Dns amaeta: puisi dan semantik
Sudah pukul setengah empat sejak
hujan itu berhenti menari-nari dari pemikiranku yang bercerai dengan niat. Ah
aku ingin melupakan tentang hujan dan ingin bercerita tentang perkuliahan ku
yang meninggalkan waktu tepatnya. Mungkin karena hujan, atau mungkin karena
sesuatu yang aku tak tahu apa alasannya. Aku juga tidak memberanikan diri
bertanya pada sang induk intelektual itu, kenapa ia bisa telat.
SEMANTIK, kalian tahu apa itu semantik?
Jangan bertanya balik, dan berharap
aku akan terdiam dan tak mamapu menjawab. Tentunya aku tahu apa itu semantik.
Apakah kalian tidak tahu kalau aku kini tengah menjalani perkuliahan di bidang
pendidikan bahasa dan sastra Indonesia di STKIP PGRI SUMBAR. Nah semantik itu
merupakan salah satu mata kuliah yang baru akan dapat diambil ketika aku sudah
bisa melewati beberap tataran linguistik lainnya, seperti linguistik umum,
fonologi, morfologi, sintaksis dan sampailah pada semantic yang membahas
tentang makna kata.
Nah di sini titik bermulanya ceritaku,
hari ini mata kuliah semantic dengan pembahasan diksi (pilihan kata) dan gaya
bahasa (majas). Serumpun sudah si induk intelektual berbicara panjang dan
melebar tentang kedua pembahasan ini. Dengan penjelasan yang beranak-pinak
mengenai diksi dan segala bentuk dari pembagian gaya bahasa. Sampai-sampai aku
juga mendengarkan cerita tentang sejarah republik Indonesia yang di jajah Jepang dan belanda,
bagaimana Indonesia merdeka, latar belakang munculnya penyair yang terkenal
yaitu Chairil Anwar. Lirik lagu dari abit G ade, dan sampailah pada pembuatan
puisi.
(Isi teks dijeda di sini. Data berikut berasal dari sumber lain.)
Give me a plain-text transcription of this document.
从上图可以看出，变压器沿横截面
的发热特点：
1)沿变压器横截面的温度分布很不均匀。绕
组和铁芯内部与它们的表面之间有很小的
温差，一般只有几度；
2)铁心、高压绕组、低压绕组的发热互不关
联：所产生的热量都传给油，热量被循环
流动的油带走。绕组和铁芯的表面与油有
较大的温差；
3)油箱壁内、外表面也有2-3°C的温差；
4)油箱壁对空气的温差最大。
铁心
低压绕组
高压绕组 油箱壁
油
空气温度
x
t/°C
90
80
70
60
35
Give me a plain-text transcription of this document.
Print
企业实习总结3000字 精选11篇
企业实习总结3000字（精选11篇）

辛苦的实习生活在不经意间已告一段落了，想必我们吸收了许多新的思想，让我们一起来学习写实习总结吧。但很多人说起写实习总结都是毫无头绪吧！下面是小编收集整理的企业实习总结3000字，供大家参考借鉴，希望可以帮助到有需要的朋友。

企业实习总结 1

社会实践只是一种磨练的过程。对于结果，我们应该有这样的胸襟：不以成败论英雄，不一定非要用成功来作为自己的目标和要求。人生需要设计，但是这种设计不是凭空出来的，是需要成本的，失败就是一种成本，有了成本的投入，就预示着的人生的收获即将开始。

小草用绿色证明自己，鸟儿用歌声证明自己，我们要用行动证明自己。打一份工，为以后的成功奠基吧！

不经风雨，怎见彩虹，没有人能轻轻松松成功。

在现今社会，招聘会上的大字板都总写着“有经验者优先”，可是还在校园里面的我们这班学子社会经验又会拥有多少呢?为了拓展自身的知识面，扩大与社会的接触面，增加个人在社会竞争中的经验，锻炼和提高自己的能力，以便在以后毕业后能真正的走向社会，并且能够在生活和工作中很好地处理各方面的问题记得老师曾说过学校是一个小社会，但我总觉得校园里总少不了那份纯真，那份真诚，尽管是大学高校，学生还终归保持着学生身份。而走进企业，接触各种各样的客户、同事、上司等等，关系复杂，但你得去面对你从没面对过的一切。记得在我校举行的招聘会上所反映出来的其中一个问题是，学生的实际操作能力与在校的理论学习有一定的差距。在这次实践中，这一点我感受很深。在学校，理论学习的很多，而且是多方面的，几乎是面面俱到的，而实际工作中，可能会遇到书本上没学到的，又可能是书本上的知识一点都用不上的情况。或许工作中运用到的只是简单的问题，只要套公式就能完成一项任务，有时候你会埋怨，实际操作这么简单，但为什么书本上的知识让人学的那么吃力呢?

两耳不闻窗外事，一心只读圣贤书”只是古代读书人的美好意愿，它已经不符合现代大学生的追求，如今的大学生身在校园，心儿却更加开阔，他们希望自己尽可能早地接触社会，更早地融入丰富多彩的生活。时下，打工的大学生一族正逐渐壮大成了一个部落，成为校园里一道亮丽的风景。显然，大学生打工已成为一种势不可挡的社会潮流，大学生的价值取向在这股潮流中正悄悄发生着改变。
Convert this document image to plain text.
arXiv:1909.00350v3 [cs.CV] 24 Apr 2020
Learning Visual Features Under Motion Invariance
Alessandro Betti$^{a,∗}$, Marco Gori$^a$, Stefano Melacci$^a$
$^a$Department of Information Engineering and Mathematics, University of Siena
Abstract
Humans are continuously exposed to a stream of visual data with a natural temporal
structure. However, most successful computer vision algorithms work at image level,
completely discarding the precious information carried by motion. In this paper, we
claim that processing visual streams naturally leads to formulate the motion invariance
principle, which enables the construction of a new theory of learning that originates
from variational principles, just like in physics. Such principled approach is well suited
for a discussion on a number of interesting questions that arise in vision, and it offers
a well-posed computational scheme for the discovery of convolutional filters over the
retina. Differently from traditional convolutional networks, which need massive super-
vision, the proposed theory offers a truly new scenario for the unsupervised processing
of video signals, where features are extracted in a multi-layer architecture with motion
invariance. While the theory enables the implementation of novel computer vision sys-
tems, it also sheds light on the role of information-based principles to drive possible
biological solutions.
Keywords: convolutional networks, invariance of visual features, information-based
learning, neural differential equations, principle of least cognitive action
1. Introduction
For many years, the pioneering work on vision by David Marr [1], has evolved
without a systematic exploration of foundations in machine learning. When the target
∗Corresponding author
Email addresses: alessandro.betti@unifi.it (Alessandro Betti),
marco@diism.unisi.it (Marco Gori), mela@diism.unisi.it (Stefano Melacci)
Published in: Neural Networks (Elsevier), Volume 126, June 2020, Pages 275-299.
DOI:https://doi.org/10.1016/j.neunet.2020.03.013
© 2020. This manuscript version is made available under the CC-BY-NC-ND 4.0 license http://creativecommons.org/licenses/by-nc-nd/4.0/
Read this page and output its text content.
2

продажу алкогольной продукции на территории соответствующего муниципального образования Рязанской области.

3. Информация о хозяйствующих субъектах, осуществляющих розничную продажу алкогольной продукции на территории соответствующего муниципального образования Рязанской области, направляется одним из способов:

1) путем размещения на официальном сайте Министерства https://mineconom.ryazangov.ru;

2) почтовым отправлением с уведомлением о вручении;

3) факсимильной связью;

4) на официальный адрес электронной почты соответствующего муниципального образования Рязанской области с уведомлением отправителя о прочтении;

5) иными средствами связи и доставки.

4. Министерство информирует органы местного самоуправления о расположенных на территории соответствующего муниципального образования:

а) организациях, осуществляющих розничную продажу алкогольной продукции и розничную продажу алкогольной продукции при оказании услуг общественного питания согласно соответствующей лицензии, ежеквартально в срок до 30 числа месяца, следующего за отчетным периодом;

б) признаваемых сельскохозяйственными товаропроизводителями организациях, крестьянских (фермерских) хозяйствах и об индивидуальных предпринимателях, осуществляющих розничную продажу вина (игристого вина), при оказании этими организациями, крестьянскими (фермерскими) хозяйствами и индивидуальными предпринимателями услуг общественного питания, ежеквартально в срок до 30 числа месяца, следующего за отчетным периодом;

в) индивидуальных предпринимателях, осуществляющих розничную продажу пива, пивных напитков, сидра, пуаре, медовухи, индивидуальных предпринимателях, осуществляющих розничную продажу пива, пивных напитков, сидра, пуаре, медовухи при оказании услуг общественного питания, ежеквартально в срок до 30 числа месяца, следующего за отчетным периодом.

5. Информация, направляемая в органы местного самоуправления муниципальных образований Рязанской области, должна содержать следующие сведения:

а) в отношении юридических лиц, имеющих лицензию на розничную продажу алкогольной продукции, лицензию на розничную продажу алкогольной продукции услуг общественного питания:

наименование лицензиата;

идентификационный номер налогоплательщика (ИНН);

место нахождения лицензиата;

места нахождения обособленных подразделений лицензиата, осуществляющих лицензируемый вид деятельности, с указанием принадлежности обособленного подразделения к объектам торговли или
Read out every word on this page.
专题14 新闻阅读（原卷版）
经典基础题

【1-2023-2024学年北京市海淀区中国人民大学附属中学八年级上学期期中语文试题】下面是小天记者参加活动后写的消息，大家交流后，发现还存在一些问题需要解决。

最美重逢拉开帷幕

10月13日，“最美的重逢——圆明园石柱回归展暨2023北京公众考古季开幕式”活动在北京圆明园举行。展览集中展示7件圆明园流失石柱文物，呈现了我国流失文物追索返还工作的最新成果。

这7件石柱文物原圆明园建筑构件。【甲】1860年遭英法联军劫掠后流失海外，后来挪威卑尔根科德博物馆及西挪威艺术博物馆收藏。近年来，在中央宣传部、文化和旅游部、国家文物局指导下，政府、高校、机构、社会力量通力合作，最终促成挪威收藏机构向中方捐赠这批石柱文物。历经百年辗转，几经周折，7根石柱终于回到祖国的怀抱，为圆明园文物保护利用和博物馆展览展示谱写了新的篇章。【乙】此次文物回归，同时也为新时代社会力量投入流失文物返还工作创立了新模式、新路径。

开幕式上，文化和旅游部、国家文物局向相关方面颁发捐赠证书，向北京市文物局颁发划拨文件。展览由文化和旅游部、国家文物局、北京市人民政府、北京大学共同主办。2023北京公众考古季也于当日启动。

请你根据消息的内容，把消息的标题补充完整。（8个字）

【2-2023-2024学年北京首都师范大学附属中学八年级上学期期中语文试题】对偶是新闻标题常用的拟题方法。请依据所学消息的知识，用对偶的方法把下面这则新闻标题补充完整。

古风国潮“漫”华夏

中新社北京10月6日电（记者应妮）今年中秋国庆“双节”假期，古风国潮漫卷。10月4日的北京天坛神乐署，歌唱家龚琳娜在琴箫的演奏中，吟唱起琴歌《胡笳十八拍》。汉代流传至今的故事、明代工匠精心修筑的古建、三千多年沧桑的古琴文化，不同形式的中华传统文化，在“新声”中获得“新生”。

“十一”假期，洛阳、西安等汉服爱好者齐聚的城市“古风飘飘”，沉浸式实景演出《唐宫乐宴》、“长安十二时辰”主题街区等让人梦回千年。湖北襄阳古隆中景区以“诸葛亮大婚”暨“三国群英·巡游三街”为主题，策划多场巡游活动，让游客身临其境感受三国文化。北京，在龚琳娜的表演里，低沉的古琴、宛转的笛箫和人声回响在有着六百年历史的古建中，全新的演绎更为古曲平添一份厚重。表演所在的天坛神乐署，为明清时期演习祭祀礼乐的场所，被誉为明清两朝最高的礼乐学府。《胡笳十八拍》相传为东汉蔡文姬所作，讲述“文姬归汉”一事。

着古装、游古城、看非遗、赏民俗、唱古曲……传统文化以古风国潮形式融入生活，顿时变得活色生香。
Kalau dipikir-pikir apa yang membuat semua penjelasan ini menyambung?
Kalian bingung? STOP… jangan lirik aku seperti
itu.
Sejujur-jujurnya, aku lebih bingung
lagi. kebingungan ini semakin menjadi ketika aku dan rekan yang lainnya disuruh
untuk menatap bola lampu yang ada di langit-langit kelas. Semakin konyol ketika
kami disuruh untuk menuliskan apa yang kami pikirkan tentang lampu itu.
Nah… berjejer lah 31 kata yang merupakan
pikiran dari kami tentang sebuah lampu.
Bermacam-macam kata yang siap tertumpuk tanpa
tahu mengapa mereka memenuhi keputihan papan itu.
Ternyata…
Kalian tahu, sematik itu berubah menjadi
pembuatan puisi dengan melihat unsur instrinsiknya. Kami disuruh untuk
merangkai puisi dengan kata-kata yang sudah tersaji itu..
Maka………….
Lahirlah puisi ku
Sayup tatapan mata
Menerjang sebuah cahaya
Hanya rindu yang mampu bicara
Ketika kita menjauhi rasa
Malam
masih meninggalkan terang
Saat
jiwa meremang-remang
Ada
cerita panjang yang bersinar
Dalam
kecemburuan yang berkobar
Hati yang mulai kerlap-kerlip
Menanti terang sebuah alasan
Mungkin asa akan redup
Berbalik kisah pada penyesalan
Rinduku
rindu yang mati
Rintihku
rintih yang panjang
Ku
pulangkan gemerlap pada yang menyinari
Ku
asingkan sesal securam jurang
Rindu
ini rindu terlarang
Ya……… selesai. Tulisakan ke papan
tulis untuk puisi yang berjudul IBU dari rekan ku, dan pembacaan puisi ku yang
berlirik ini. Sebenarnya aku terlalu kaku jika membuat puisi dengan pemenggalan
berupa bait-bait ini. Tapi aku juga harus professional dengan tugas yang ku
dapati. Setelah itu kami PULANG. Ceritaku sampai di sini tentang apa yang telah
ku pelajari. Kemudian aku baru memahami ada kaitan apa puisi ini dengan
pembelajaran bagian dari mata kuliah sematik ku.